Promising preclinical and early clinical studies of these two selective RET kinase inhibitors (Subbiah et al. 2018, Wirth et al. 2019) led to phase 1/2 trials LIBRETTO-001 (selpercatinib) (Drilon et al. 2020a, Wirth et al. 2020) and ARROW (pralsetinib) (Gainor et al. 2021a, Subbiah et al. 2021b). These clinical trials recruited patients who were naïve to MKIs, and those who had been pre-treated. Both selpercatinib and pralsetinib showed durable responses not only in RET-altered thyroid cancers and NSCLCs but also in other malignancies associated with RET mutations (Drilon et al. 2020a, Wirth et al. 2020, Gainor et al. 2021a, Subbiah et al. 2021b, 2022a,b). For instance, in treatment-naïve MTC, ORR was 73% for selpercatinib and 71% for pralsetinib; in pretreated MTC, ORR was 69 and 60%, respectively; and in RET fusion PTC, ORR was 79 and 89%, respectively (Wirth et al. 2020, Subbiah et al. 2021b). Median PFS rates are not yet defined although complete responses were uncommon. Cerebral penetration was also evident for each inhibitor with responses of intracranial metastases from NSCLC (Drilon et al. 2020a, Gainor et al. 2021a). Treatment-related adverse events were usually mild and most commonly hypertension, elevated transaminases and fatigue/asthenia; more serious but less common adverse events included hypersensitivity or QT prolongation (selpercatinib) and pneumonitis or anemia/neutropenia (pralsetinib). Dose reductions for toxicity were seen in 30% of patients on selpercatinib and 46% on pralsetinib, with discontinuation rates of only 2–4% for either (Wirth et al. 2020, Subbiah et al. 2021b). Efficacy of these two targeted treatments despite previous MKI therapy again emphasizes the importance of achieving maximal inhibition of RET kinase when treating these cancers. Selpercatinib is now being studied in neoadjuvant settings for advanced thyroid cancers (NCT04759911).
Recently, results from a phase 3 randomized trial (LIBRETTO-531) reported superior progression-free survival with selpercatinib as compared with physician’s choice of either cabozantinib or vandetanib in treatment-naive patients with progressive, advanced RET mutant medullary thyroid cancer; hazard ratio for disease progression or death was 0.28 (95% CI, 0.16–0.48; P < 0.001), and PFS at 12 months was 86.8% (95% CI, 79.8–91.6) in the selpercatinib group and 65.7% (95% CI, 51.9–76.4) in the control group (Hadoux et al. 2023a). ORR was 69.4% (95% CI, 62.4–75.8) in the selpercatinib group – including 11.9% with complete responses – and 38.8% (95% CI, 29.1–49.2) in the control group. Treatment discontinuation was only 4.7% in the selpercatinib arm compared to 26.8% in the control (cabozantinib or vandetanib) arm.

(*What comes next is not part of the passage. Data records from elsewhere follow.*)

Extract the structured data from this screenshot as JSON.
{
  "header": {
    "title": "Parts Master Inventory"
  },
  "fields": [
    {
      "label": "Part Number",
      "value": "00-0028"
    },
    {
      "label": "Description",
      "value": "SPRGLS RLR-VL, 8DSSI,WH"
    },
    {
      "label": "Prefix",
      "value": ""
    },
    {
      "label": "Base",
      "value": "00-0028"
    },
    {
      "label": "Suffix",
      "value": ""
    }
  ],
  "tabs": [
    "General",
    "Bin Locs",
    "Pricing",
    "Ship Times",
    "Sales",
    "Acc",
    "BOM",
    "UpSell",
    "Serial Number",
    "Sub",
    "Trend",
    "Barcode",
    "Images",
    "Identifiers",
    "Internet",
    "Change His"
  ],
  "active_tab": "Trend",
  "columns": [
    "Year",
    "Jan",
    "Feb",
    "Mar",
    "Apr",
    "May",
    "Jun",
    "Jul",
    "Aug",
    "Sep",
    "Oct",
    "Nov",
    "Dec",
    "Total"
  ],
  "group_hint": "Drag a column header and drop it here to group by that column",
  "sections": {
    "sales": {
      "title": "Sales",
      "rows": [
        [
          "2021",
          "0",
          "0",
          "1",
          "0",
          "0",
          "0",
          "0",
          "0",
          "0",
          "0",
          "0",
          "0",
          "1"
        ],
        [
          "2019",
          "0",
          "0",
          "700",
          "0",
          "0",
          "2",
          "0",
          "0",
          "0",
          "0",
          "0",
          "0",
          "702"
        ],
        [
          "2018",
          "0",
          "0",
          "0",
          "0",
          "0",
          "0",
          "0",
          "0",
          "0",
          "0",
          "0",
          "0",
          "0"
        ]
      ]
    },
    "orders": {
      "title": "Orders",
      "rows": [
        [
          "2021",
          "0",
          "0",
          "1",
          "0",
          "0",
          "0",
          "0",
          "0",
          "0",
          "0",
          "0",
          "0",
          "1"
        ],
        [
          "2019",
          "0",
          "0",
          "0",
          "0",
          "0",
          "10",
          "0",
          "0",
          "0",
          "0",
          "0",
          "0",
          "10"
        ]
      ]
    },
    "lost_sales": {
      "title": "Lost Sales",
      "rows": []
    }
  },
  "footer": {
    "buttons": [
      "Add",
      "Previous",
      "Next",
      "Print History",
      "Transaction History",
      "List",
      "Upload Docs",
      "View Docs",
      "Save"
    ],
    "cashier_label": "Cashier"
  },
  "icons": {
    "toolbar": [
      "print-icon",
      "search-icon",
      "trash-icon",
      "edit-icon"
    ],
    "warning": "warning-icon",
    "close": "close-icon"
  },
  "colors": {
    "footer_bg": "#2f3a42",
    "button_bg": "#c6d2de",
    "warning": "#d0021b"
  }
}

Importantly, both selpercatinib and pralsetinib efficacy appears independent of the mechanism by which RET is activated – response rates have been similar in cancers containing RET M918T, other missense RET variants associated with MEN2A and RET fusions, emphasizing the central role RET kinase activity plays in these cancers. Although selpercatinib and pralsetinib are generally well-tolerated, real-world surveillance identified small bowel edema, chylous effusions and erectile dysfunction as potential adverse effects of selpercatinib (Kalchiem-Dekel et al. 2022, Tsang et al. 2022, Matrone et al. 2024). Despite the success of these highly selective RET inhibitors, complete responses are seen in only 10% patients and the presence of residual disease allows for the development of treatment resistance.
Primary resistance
Primary resistance to highly selective RET inhibitors is rare, occurring in around 2% of MTC patients on selpercatinib in clinical trials (Wirth et al. 2020, Hadoux et al. 2023a,b). A molecular cause for primary resistance to selpercatinib was reported for two patients with RET fusions, in whom pre-treatment plasma sequencing revealed KRAS mutations (G12D and G12V), the allele fractions of which increased on treatment (Rosen et al. 2022) (Supplementary Table). Interestingly, in each case, the RET fusion remained suppressed on treatment raising the possibility multiple tumor clones with distinct drivers (either RET or KRAS) might co-exist at the baseline and behave differently under selective pressure of RET inhibition (Rosen et al. 2022). In other cases, the cause of primary resistance to selpercatinib has not been established (Pitoia et al. 2024).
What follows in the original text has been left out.